WASHINGTON D.C. — President Barack Obama said in an interview with ABC that “it is important for me to go ahead and affirm that I think same-sex couples should be able to get married.”
President Obama, who previously said his views on the issue were “evolving,” said Wednesday that he supports same-sex marriage.
“At a certain point I’ve just concluded that for me personally it is important for me to go ahead and affirm that I think same sex couples should be able to get married,” Obama said in an interview with ABC News.
Wednesday’s announcement reverses the president’s longstanding position on the issue.
On Sunday, Vice President Joe Biden was first to affirm his belief in gay marriage.
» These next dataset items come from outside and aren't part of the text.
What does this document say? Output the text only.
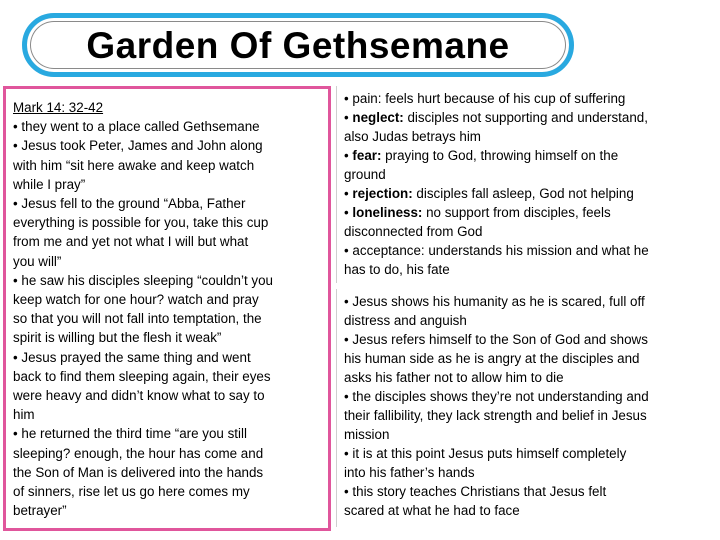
Garden Of Gethsemane
Mark 14: 32-42
• they went to a place called Gethsemane
• Jesus took Peter, James and John along
with him “sit here awake and keep watch
while I pray”
• Jesus fell to the ground “Abba, Father
everything is possible for you, take this cup
from me and yet not what I will but what
you will”
• he saw his disciples sleeping “couldn’t you
keep watch for one hour? watch and pray
so that you will not fall into temptation, the
spirit is willing but the flesh it weak”
• Jesus prayed the same thing and went
back to find them sleeping again, their eyes
were heavy and didn’t know what to say to
him
• he returned the third time “are you still
sleeping? enough, the hour has come and
the Son of Man is delivered into the hands
of sinners, rise let us go here comes my
betrayer”
• pain: feels hurt because of his cup of suffering
• neglect: disciples not supporting and understand,
also Judas betrays him
• fear: praying to God, throwing himself on the
ground
• rejection: disciples fall asleep, God not helping
• loneliness: no support from disciples, feels
disconnected from God
• acceptance: understands his mission and what he
has to do, his fate
• Jesus shows his humanity as he is scared, full off
distress and anguish
• Jesus refers himself to the Son of God and shows
his human side as he is angry at the disciples and
asks his father not to allow him to die
• the disciples shows they’re not understanding and
their fallibility, they lack strength and belief in Jesus
mission
• it is at this point Jesus puts himself completely
into his father’s hands
• this story teaches Christians that Jesus felt
scared at what he had to face
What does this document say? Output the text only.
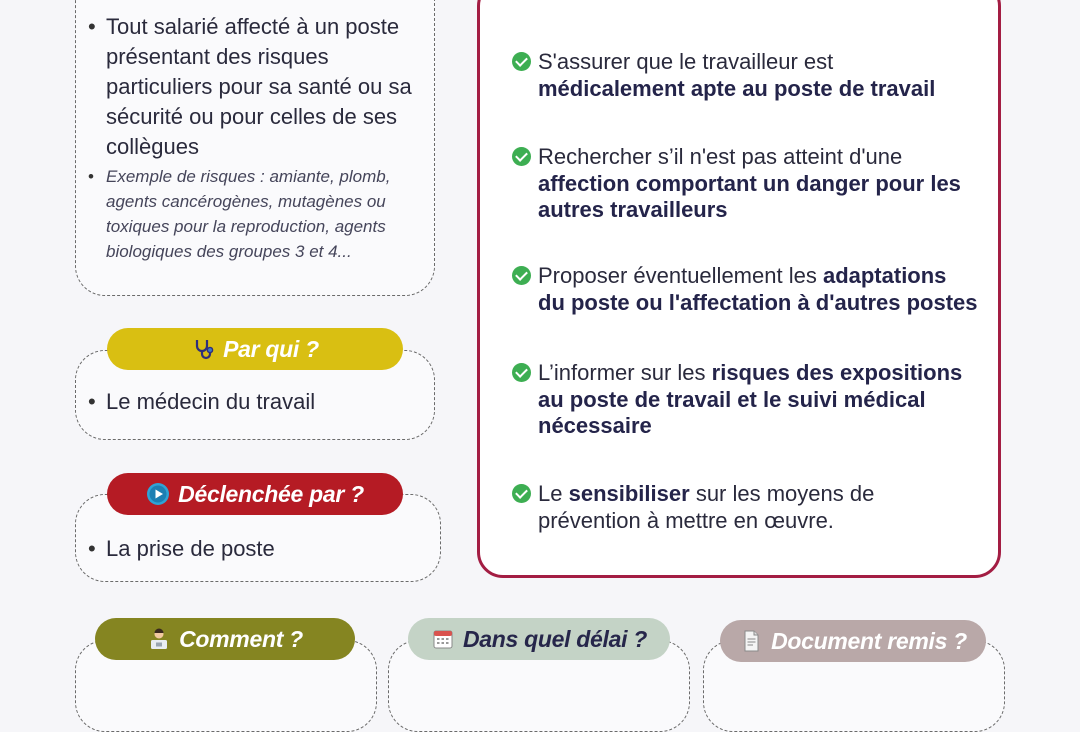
• Tout salarié affecté à un poste présentant des risques particuliers pour sa santé ou sa sécurité ou pour celles de ses collègues
• Exemple de risques : amiante, plomb, agents cancérogènes, mutagènes ou toxiques pour la reproduction, agents biologiques des groupes 3 et 4...
Par qui ?
• Le médecin du travail
Déclenchée par ?
• La prise de poste
S'assurer que le travailleur est médicalement apte au poste de travail
Rechercher s’il n'est pas atteint d'une affection comportant un danger pour les autres travailleurs
Proposer éventuellement les adaptations du poste ou l'affectation à d'autres postes
L’informer sur les risques des expositions au poste de travail et le suivi médical nécessaire
Le sensibiliser sur les moyens de prévention à mettre en œuvre.
Comment ?	Dans quel délai ?	Document remis ?
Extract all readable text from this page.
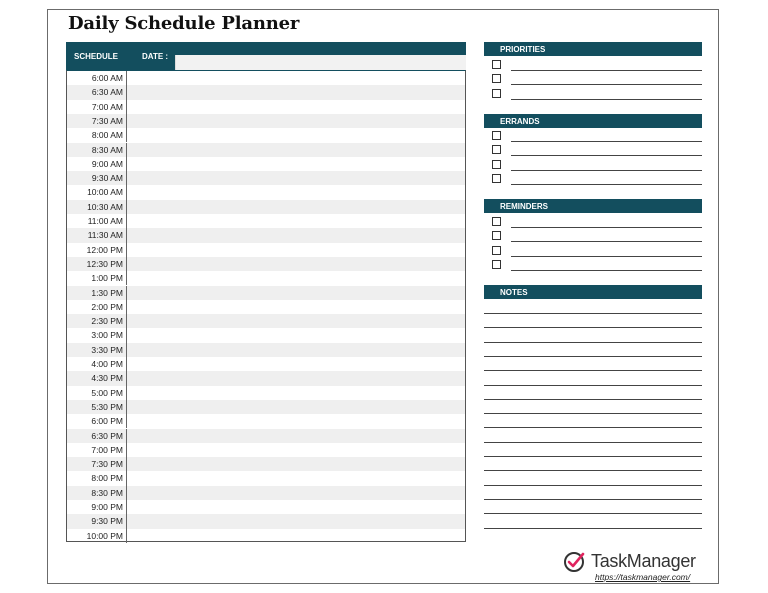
Daily Schedule Planner
SCHEDULE	DATE :
6:00 AM
6:30 AM
7:00 AM
7:30 AM
8:00 AM
8:30 AM
9:00 AM
9:30 AM
10:00 AM
10:30 AM
11:00 AM
11:30 AM
12:00 PM
12:30 PM
1:00 PM
1:30 PM
2:00 PM
2:30 PM
3:00 PM
3:30 PM
4:00 PM
4:30 PM
5:00 PM
5:30 PM
6:00 PM
6:30 PM
7:00 PM
7:30 PM
8:00 PM
8:30 PM
9:00 PM
9:30 PM
10:00 PM
PRIORITIES
ERRANDS
REMINDERS
NOTES
TaskManager
https://taskmanager.com/
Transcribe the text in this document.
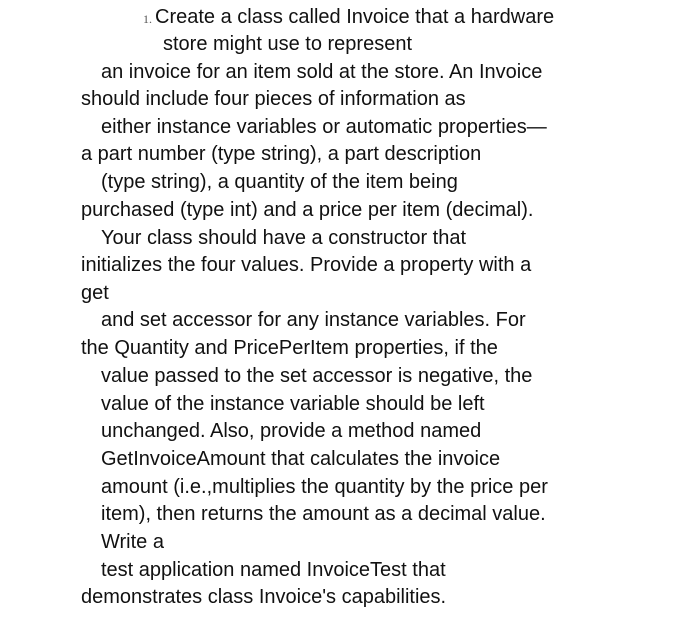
1. Create a class called Invoice that a hardware
store might use to represent
an invoice for an item sold at the store. An Invoice
should include four pieces of information as
either instance variables or automatic properties—
a part number (type string), a part description
(type string), a quantity of the item being
purchased (type int) and a price per item (decimal).
Your class should have a constructor that
initializes the four values. Provide a property with a
get
and set accessor for any instance variables. For
the Quantity and PricePerItem properties, if the
value passed to the set accessor is negative, the
value of the instance variable should be left
unchanged. Also, provide a method named
GetInvoiceAmount that calculates the invoice
amount (i.e.,multiplies the quantity by the price per
item), then returns the amount as a decimal value.
Write a
test application named InvoiceTest that
demonstrates class Invoice's capabilities.
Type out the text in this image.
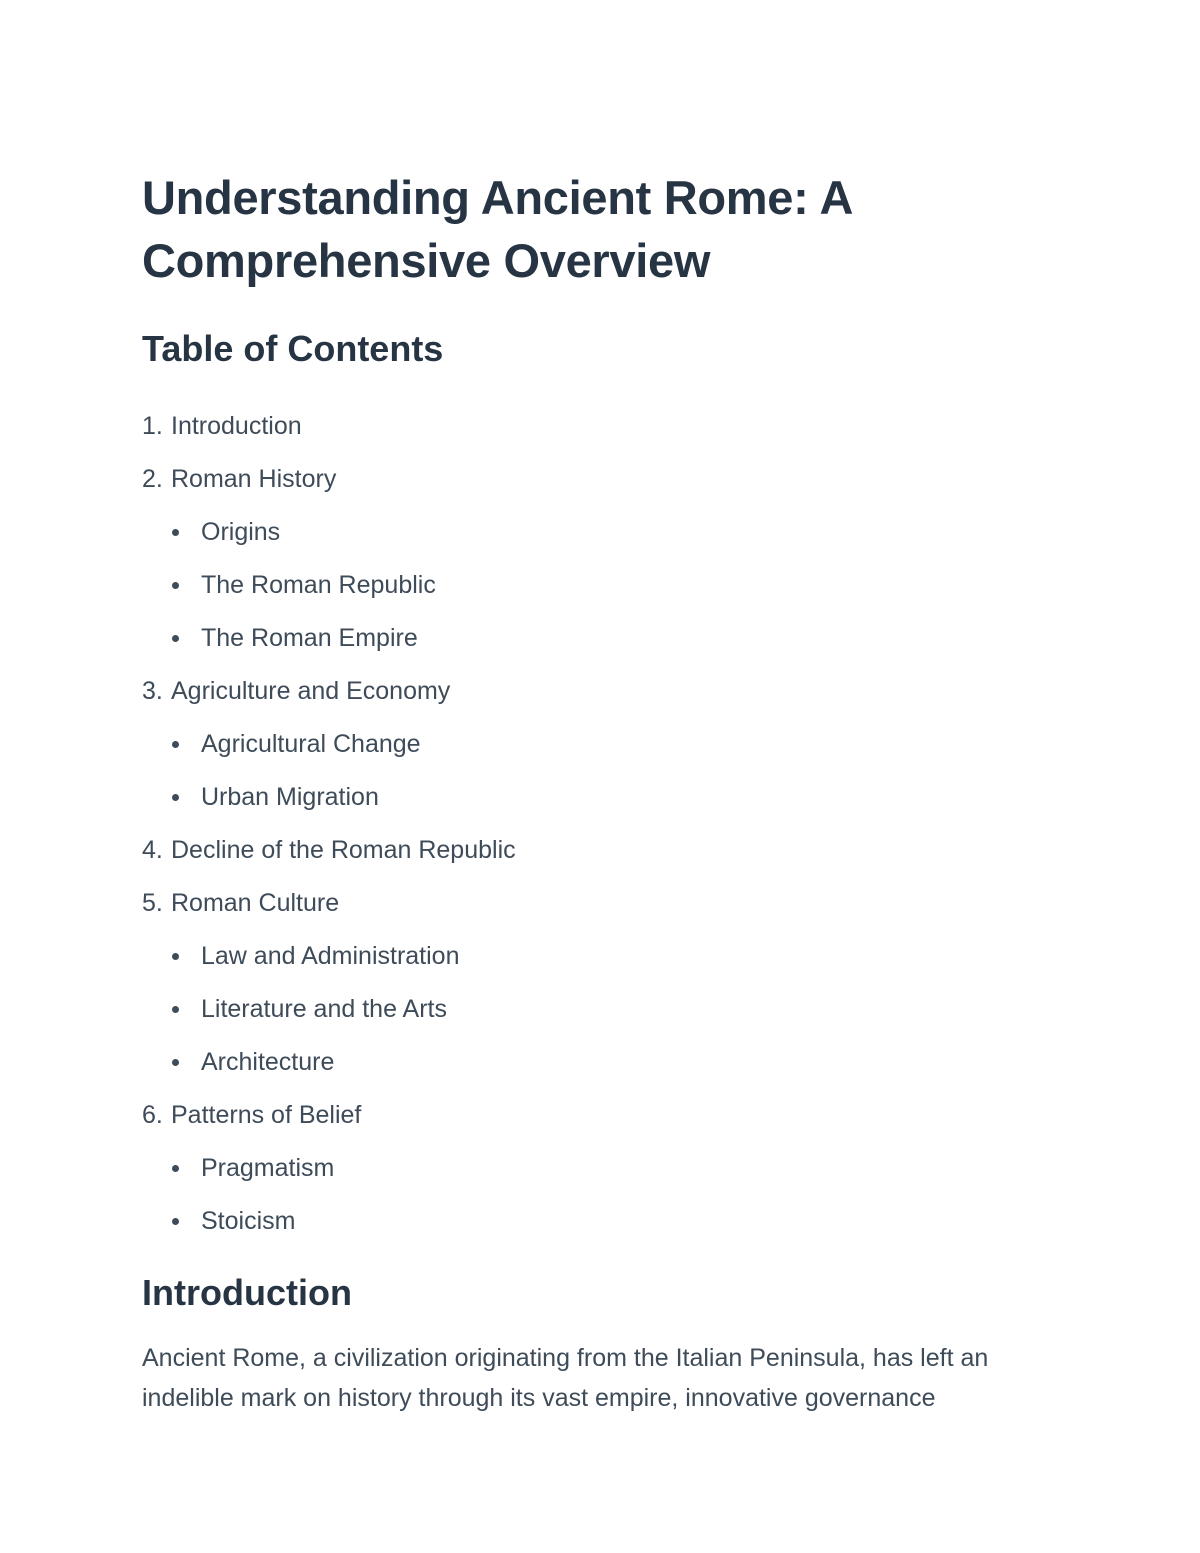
Understanding Ancient Rome: A Comprehensive Overview
Table of Contents
1. Introduction
2. Roman History
Origins
The Roman Republic
The Roman Empire
3. Agriculture and Economy
Agricultural Change
Urban Migration
4. Decline of the Roman Republic
5. Roman Culture
Law and Administration
Literature and the Arts
Architecture
6. Patterns of Belief
Pragmatism
Stoicism
Introduction

Ancient Rome, a civilization originating from the Italian Peninsula, has left an indelible mark on history through its vast empire, innovative governance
“I am vice president of the United States of America,” he said. “The president sets the policy. I am absolutely comfortable with the fact that men marrying men, women marrying women, and heterosexual men and women marrying another are entitled to the same exact rights, all the civil rights, all the civil liberties. And quite frankly, I don’t see much of a distinction, beyond that.”
After Biden’s statement, gay rights activists voiced frustration that President Obama hadn’t changed his public stance on gay marriage.
President Obama told ABC’s Robin Roberts that first lady Michelle Obama was involved in his decision.
“This is something that, you know, we’ve talked about over the years and she, you know, she feels the same way, she feels the same way that I do,” Obama said.